Kinesics facilities expanding to LWCC, 440 on Third and beyond

Kinesics, the tech startup founded just a little over one year ago by kinesiologist-turned-entrepreneur Gerald Drefahl, is rapidly expanding both locally and out of state with several new wellness facilities.

The facilities are developed using the Kinesics software, which uses predictive analytics to create customized rehabilitation and corporate wellness programs.

In early July, a Kinesics-based facility will open on the ground floor of the Louisiana Workers’ Compensation Corporation headquarters building on South Acadian Thruway. The facility will be operated by Dallas-based Cooper Clinics but will use Kinesics’ proprietary software, which analyzes the physical mobility of users and gives predictive analytics into their health. That data can then be used not only to design customized wellness and workout programs but as a risk management product.

In August, another Kinesics facility—440 Fitness—will open in a 10,000-square-foot space on the second floor of the 440 on Third building downtown, above Matherne’s supermarket.

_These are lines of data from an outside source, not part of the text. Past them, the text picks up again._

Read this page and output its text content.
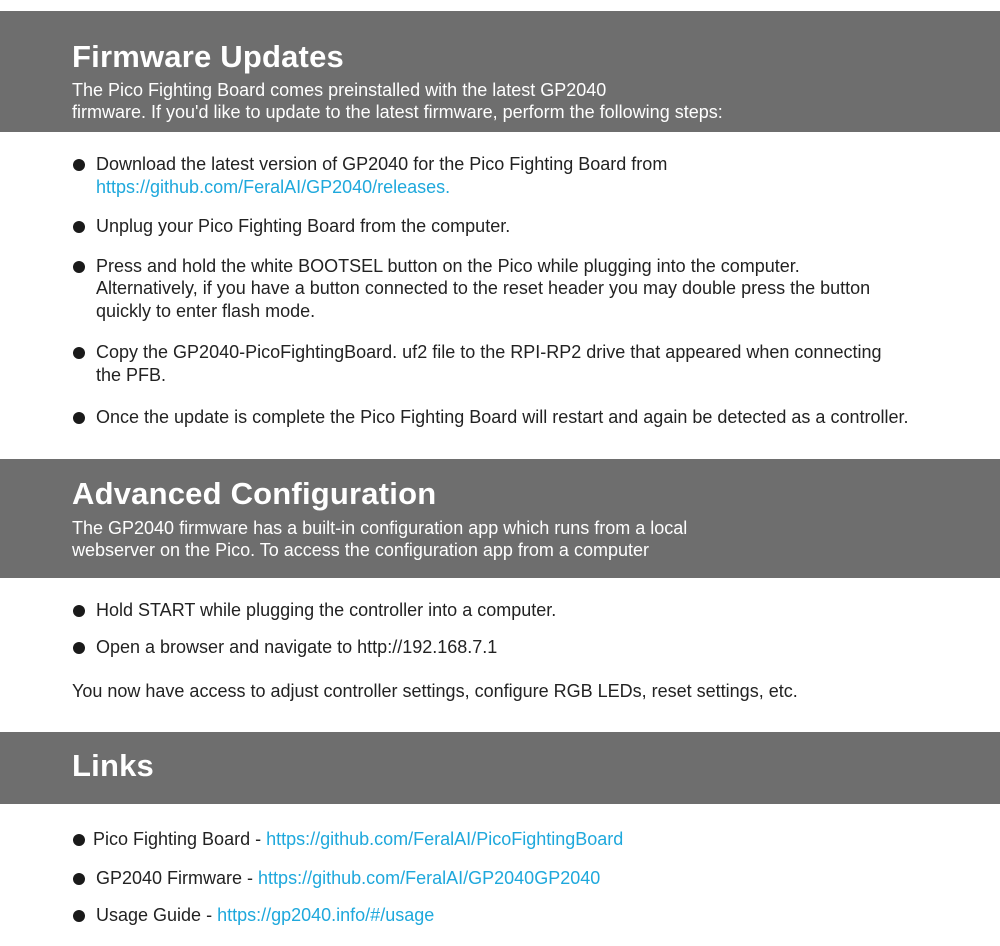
Firmware Updates

The Pico Fighting Board comes preinstalled with the latest GP2040

firmware. If you'd like to update to the latest firmware, perform the following steps:

Download the latest version of GP2040 for the Pico Fighting Board from

https://github.com/FeralAI/GP2040/releases.

Unplug your Pico Fighting Board from the computer.

Press and hold the white BOOTSEL button on the Pico while plugging into the computer.

Alternatively, if you have a button connected to the reset header you may double press the button

quickly to enter flash mode.

Copy the GP2040-PicoFightingBoard. uf2 file to the RPI-RP2 drive that appeared when connecting

the PFB.

Once the update is complete the Pico Fighting Board will restart and again be detected as a controller.

Advanced Configuration

The GP2040 firmware has a built-in configuration app which runs from a local

webserver on the Pico. To access the configuration app from a computer

Hold START while plugging the controller into a computer.

Open a browser and navigate to http://192.168.7.1

You now have access to adjust controller settings, configure RGB LEDs, reset settings, etc.

Links

Pico Fighting Board - https://github.com/FeralAI/PicoFightingBoard

GP2040 Firmware - https://github.com/FeralAI/GP2040GP2040

Usage Guide - https://gp2040.info/#/usage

The facility will be adjacent to Kinesics’ newly relocated corporate offices and production studio in the building.

“Everyone who walks in will be evaluated and we’ll be able to give them a specific plan (for their fitness and wellness),” says Drefahl. “There’s not going to be anything like it.”

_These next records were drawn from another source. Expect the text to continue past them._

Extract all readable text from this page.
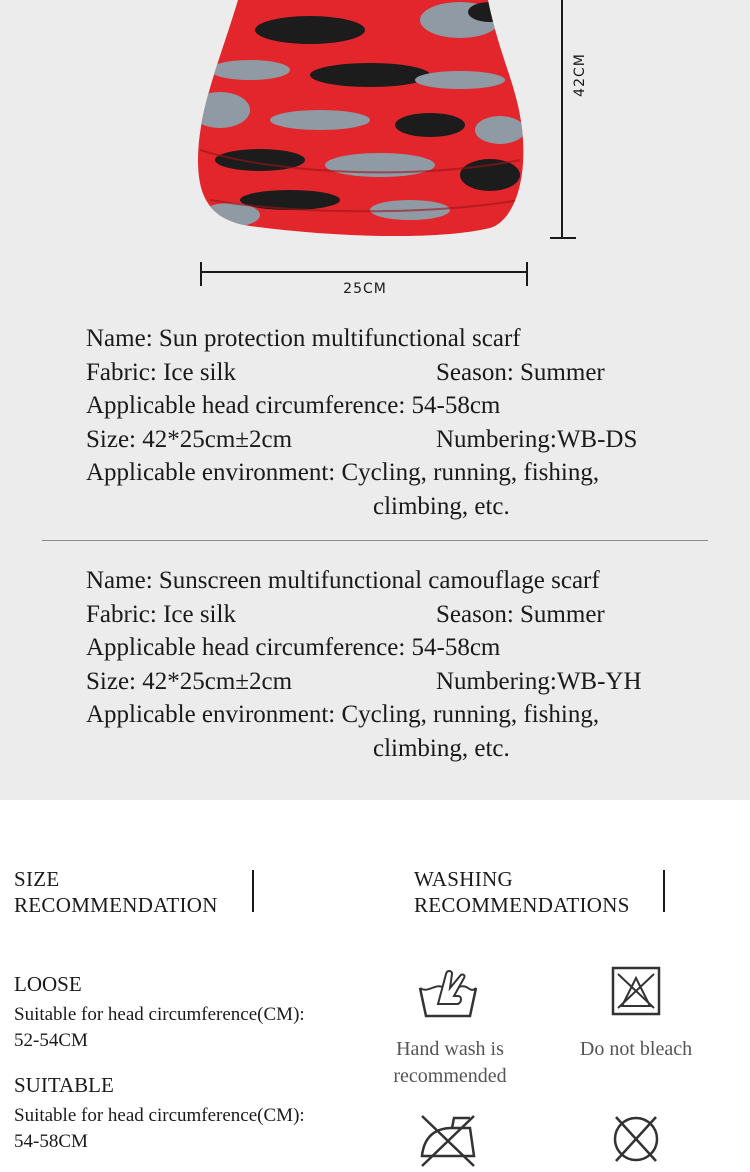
42CM
25CM
Name: Sun protection multifunctional scarf
Fabric: Ice silk	Season: Summer
Applicable head circumference: 54-58cm
Size: 42*25cm±2cm	Numbering:WB-DS
Applicable environment: Cycling, running, fishing,
climbing, etc.
Name: Sunscreen multifunctional camouflage scarf
Fabric: Ice silk	Season: Summer
Applicable head circumference: 54-58cm
Size: 42*25cm±2cm	Numbering:WB-YH
Applicable environment: Cycling, running, fishing,
climbing, etc.
SIZE
RECOMMENDATION
LOOSE
Suitable for head circumference(CM):
52-54CM
SUITABLE
Suitable for head circumference(CM):
54-58CM
WASHING
RECOMMENDATIONS
Hand wash is
recommended
Do not bleach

440 Fitness is one of several Kinesics-based facilities 440 on Third developers David Weinstein and Dyke Nelson plan to put in their mixed-use developments in the region, according to Drefahl.

“David and Dyke are committed to expanding this through five more facilities in Louisiana and Mississippi in the next year,” Drefahl says. “We’re so excited to have them on board.”

Earlier this year, three other Kinesics-based Texas facilities opened in the Dallas and Houston markets.

The growth has been rapid for Drefahl, who founded Kinesics just 14 months ago. The firm was spun off from his local training and physical therapy facility, FITT, as a data-driven training program that could be scalable for large employee groups.

He partnered with Sparkhound to develop Kinesics’ software, which he now licenses to facilities like the ones in Texas and the ones planned for the LWCC and 440 on Third building. He says company growth, fueled by startup capital from angel investors, has exceeded 300% this year.

“The growth has been insane,” says Drefahl, who hints that more big deals for Kinesics-based facilities are in the works.